# Marginal Rate of Substitution for perfect complements

I have come across the following problem:

Determine the marginal rate of substitution MRS(x1, x2) at point (x1, x2) = (5,1) for the following function:

u(x1, x2) = min(x1, x2).

The solution is that the MRS is undefined at that point.

However, I don't understand why that is. With this utility function, we get an income expansion path that goes exactly 45 degrees from the origin, because the two goods are alway consumed in equal quantities. And as far as I know, the MRS of such a function (u(x1, x2) = min(αx1, βx2)) is only undefined at the exact angles of these curves, i.e. where x2 = (α/β)x1. In the problem at hand, however, we have x2 < (α/β)x1, i.e. 1 < 5. Shouldn't this mean that the MRS at the point (5, 1) is actually 0 and not undefined?

I think this is sort of a trick question.

First, you are completely right MRS is undefined at the kink - this is trivial MRS is the slope of indifference curve, which in this case is L shaped, and derivatives are not defined on the kink.

So this leaves us with two other parts of L shaped function. The vertical part and the horizontal part.

Over the horizontal portion of the indifference curve $$\alpha x_1 > \beta x_2$$ the MRS is given as:

$$MRS= \frac{U'_{x_1}}{U'_{x_2}} = \frac{0}{\beta}= 0$$

So here the MRS is clearly defined.

However, at the vertical portion where $$\alpha x_1<\beta x_2$$ we will have a problem since:

$$MRS = \frac{U'_{x_1}}{U'_{x_2}} = \frac{\alpha}{0} = \infty | x_1 \wedge x_2 \geq 0$$

but here on account of division by $$0$$ some people still say that the MRS is not defined.
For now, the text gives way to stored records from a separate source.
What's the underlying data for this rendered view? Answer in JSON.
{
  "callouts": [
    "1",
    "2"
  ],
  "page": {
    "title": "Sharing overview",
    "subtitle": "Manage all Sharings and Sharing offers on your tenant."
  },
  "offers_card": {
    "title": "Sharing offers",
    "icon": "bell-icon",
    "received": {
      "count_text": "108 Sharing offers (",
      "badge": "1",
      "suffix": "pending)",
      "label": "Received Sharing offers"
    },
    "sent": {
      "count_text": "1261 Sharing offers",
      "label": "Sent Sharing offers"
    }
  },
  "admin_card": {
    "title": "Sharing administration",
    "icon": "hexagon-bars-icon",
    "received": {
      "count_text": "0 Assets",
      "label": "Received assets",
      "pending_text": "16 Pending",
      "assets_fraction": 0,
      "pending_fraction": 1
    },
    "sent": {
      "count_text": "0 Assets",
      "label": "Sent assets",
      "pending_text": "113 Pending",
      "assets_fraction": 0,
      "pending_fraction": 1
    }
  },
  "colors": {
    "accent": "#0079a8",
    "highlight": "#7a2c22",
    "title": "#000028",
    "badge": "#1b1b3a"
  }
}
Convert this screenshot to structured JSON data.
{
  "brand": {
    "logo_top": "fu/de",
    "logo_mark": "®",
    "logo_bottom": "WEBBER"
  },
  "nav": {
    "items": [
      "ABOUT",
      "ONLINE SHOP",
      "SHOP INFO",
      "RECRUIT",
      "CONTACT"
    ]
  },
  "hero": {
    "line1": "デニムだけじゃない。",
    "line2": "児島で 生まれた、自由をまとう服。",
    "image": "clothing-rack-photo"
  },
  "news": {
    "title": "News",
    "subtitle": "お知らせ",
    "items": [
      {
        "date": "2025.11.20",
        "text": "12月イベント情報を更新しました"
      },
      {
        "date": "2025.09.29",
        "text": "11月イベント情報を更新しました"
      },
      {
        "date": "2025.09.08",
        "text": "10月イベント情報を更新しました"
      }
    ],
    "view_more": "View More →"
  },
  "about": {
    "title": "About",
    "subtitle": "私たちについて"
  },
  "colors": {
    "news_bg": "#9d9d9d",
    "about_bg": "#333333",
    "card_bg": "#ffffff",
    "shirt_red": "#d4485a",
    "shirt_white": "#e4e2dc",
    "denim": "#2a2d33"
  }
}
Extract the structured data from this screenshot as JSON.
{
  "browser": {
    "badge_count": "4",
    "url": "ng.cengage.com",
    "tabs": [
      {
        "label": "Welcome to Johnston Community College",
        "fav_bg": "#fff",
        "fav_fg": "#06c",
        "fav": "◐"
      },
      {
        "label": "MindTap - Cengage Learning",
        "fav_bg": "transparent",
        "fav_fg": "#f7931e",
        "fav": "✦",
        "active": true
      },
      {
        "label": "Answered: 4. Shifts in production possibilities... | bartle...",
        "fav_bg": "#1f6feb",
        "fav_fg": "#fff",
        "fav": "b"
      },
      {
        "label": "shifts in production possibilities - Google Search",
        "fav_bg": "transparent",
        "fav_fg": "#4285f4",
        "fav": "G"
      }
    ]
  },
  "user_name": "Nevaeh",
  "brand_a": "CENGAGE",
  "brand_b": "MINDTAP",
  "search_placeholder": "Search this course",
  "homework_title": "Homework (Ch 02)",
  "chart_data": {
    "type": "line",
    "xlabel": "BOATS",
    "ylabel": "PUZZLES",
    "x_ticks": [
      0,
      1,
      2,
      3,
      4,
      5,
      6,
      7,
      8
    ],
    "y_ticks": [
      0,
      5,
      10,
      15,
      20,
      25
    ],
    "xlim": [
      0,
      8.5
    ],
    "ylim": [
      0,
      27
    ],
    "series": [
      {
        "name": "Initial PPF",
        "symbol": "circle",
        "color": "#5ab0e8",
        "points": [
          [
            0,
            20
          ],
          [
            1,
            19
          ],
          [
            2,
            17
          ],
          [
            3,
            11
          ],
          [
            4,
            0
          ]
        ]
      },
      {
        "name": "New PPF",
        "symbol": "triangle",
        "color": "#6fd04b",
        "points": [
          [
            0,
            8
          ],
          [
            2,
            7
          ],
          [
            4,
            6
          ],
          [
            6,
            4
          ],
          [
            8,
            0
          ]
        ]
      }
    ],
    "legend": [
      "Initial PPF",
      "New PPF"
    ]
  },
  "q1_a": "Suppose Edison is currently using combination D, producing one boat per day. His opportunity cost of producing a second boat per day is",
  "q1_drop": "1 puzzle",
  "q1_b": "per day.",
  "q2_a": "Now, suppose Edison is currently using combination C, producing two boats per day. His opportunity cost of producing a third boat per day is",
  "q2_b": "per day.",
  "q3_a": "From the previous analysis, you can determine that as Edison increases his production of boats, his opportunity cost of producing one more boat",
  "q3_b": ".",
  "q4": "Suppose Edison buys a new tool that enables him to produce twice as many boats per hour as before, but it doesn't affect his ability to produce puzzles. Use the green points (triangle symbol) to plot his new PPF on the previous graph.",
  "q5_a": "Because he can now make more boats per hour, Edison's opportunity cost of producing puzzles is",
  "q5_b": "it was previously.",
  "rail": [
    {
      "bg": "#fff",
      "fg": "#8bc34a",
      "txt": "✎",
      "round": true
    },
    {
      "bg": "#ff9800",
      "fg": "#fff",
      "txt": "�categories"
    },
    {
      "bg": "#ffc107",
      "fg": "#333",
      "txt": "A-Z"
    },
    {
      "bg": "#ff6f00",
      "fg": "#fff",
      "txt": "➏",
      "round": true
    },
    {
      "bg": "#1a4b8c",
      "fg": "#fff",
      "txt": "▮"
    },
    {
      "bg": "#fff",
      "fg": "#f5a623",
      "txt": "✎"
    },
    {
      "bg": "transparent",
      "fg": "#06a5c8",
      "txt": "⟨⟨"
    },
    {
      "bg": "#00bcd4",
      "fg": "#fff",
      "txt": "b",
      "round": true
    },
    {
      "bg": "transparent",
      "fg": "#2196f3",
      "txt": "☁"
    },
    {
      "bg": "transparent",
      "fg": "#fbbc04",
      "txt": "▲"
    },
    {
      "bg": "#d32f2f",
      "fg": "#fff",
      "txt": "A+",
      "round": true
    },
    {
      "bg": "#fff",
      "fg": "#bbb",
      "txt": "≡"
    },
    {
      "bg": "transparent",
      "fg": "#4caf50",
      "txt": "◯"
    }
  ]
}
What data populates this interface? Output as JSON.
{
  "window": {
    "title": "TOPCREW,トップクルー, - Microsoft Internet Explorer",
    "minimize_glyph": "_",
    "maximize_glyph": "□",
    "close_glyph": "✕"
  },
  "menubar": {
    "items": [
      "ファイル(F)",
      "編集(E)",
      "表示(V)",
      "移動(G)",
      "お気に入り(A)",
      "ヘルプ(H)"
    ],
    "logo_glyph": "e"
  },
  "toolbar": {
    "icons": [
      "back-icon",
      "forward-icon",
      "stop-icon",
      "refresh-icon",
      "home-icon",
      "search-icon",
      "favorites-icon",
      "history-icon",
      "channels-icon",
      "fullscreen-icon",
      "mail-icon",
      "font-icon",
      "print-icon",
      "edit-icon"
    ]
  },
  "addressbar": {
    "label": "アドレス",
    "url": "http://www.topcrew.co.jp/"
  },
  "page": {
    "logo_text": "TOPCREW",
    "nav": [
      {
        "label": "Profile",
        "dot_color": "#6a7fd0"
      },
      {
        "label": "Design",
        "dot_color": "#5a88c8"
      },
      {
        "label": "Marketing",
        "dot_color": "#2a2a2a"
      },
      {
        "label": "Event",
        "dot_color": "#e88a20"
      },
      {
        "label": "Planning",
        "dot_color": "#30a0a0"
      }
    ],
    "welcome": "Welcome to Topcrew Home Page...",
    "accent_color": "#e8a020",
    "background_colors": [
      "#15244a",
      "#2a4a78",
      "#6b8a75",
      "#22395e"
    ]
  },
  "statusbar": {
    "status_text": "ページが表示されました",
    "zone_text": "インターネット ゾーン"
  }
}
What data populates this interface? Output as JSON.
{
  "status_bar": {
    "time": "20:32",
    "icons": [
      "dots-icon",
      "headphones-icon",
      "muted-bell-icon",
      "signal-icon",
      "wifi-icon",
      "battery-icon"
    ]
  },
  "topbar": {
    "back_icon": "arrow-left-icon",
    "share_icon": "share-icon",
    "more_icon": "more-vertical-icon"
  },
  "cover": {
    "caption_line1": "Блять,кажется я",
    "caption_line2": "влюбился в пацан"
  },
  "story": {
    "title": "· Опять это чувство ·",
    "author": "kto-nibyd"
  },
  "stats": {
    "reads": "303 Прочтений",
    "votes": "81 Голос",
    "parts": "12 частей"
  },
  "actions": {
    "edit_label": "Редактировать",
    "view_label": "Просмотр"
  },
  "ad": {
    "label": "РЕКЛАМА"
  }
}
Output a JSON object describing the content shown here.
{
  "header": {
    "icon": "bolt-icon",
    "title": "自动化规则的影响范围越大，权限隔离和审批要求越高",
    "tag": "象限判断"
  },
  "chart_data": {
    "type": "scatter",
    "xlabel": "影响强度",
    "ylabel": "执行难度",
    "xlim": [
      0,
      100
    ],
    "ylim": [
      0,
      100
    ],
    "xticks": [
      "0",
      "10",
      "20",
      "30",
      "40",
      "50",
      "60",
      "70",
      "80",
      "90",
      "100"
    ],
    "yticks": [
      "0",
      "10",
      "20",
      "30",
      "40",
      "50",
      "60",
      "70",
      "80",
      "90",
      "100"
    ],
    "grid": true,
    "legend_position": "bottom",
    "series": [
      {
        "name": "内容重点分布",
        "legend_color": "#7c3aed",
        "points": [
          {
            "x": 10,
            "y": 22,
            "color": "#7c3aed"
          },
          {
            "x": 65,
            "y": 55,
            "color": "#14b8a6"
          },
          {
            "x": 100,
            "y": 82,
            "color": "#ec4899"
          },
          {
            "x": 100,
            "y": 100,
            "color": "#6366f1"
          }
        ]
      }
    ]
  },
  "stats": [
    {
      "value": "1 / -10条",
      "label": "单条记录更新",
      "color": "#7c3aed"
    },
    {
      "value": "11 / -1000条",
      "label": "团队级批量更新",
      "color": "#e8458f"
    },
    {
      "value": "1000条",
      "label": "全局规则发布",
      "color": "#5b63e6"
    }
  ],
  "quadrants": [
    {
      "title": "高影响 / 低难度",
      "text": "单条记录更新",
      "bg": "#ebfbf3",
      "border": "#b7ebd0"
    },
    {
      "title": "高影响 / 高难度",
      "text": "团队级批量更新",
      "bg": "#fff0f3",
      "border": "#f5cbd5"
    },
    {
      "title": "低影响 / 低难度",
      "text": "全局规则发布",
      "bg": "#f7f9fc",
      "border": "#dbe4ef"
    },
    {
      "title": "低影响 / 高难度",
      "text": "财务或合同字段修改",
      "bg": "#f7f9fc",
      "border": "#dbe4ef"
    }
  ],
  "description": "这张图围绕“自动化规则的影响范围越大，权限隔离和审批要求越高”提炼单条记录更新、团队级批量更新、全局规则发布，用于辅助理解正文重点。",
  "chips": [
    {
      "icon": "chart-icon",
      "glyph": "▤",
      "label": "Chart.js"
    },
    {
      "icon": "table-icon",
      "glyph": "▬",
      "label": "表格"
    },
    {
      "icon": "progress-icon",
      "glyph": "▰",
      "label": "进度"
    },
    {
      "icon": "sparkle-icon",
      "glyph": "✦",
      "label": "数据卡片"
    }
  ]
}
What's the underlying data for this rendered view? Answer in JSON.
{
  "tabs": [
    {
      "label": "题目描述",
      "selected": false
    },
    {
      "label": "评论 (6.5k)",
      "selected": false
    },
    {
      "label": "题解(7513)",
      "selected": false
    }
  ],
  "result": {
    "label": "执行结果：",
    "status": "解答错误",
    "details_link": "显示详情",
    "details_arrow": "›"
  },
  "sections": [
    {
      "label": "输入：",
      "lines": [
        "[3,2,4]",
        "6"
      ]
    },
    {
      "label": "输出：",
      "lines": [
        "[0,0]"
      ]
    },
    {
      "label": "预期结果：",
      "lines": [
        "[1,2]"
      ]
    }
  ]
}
However, the tricky part here is that choice of which good goes on $$x$$-axis and which good goes on $$y$$-axis is arbitrary. Usually people would put $$x_1$$ on $$x$$-axis and $$x_2$$ on $$y$$-axis but it is completely fine in principle to put $$x_1$$ on $$y$$-axis and $$x_2$$ on $$x$$-axis. In that case the result above would be exactly reversed.

If this is for an exam often people who draft exercises just make some simple answer key that might not cover all possible solutions and maybe the answer key included option where their role was reversed.

I was wrong before. I agree with you, it seems like it should be zero, and only undefined at the kink, where the derivatives of the utility functions don't exist.

Think of Leontief utility as CES utility where $$\lim \rho \rightarrow \infty$$. CES utility is: $$U(x_1,x_2, \rho) = (x_1^\rho + x_2^\rho) ^{1/\rho}$$ The MRS of of a CES utility function is: $$MRS = - (\frac{x_1}{x_2})^{\rho-1}$$ Taking the limit as $$\rho \rightarrow \infty$$: $$MRS = -(\frac{x_1}{x_2})^{\infty}$$ When $$x_2 > x_1$$ the MRS is negative is negative infinity. When $$x_1 > x_2$$ (as it is here), the MRS is 0. When $$x_1 = x_2$$, the Leontief utility function is not differentiable and this function doesn't exist.